Does the whole "proving it is a service-related injury" cause problems for a lot of people?
I understand that if I blow out my knee and tear my ACL/MCL/meniscus, I do a CF-98, and in 20 years if that CF-98 hasn't gone into the admin blackhole, then there is the proof of that injury in the CF-98. If I have no lost the use of my leg because the knee is toast, I would receive some sort of compensation.
However, in many cases, people serve 25-30 years, they break their bodies over the course of time, retire, and when they turn 50-60 all those things they did have caught up to them. There may be no CF-98s at all since there was never a major "injury," but the condition of one's back/knees/hips tells a different story. They receive no compensation because there is no "proof" there was a service-related injury?

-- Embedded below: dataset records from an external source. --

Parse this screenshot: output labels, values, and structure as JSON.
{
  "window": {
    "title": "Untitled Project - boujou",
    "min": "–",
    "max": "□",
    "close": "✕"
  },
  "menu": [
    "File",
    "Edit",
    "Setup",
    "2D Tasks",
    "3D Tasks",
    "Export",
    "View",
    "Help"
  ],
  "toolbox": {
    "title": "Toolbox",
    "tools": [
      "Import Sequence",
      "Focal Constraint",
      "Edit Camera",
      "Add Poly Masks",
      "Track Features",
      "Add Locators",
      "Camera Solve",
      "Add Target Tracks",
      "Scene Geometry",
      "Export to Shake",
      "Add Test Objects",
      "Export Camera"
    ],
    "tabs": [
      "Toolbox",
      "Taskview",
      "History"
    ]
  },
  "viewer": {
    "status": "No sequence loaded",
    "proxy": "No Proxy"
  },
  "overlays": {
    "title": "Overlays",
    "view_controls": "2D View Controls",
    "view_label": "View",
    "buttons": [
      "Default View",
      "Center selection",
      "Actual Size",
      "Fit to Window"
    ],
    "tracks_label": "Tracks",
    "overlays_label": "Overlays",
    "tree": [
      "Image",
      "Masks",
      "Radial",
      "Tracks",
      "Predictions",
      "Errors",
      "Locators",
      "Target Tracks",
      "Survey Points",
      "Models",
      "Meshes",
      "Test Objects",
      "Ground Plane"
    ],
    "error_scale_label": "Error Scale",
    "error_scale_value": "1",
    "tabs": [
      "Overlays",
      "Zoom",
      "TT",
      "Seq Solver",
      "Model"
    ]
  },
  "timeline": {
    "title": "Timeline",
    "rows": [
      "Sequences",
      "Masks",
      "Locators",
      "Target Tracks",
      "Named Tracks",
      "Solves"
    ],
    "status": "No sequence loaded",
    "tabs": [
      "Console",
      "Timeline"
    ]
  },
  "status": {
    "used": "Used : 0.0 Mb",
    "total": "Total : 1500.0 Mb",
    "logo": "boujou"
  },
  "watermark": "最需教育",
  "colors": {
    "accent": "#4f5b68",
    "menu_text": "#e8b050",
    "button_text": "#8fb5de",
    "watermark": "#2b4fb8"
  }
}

Is the latter scenario a common problem for many?
Right now, we offer those who serve 20, 25 years their pension ASAP. I have to wonder if part of that retirement package at 20 or 25 years shouldn't be to include lifetime, "elevated" health coverage, paid for courtesy of the Federal government. If a doctor finds they need treatment for something, they could just show their doctor their insurance card and have it billed to the insurance company. No need for a Veterans Affairs claim or even a department.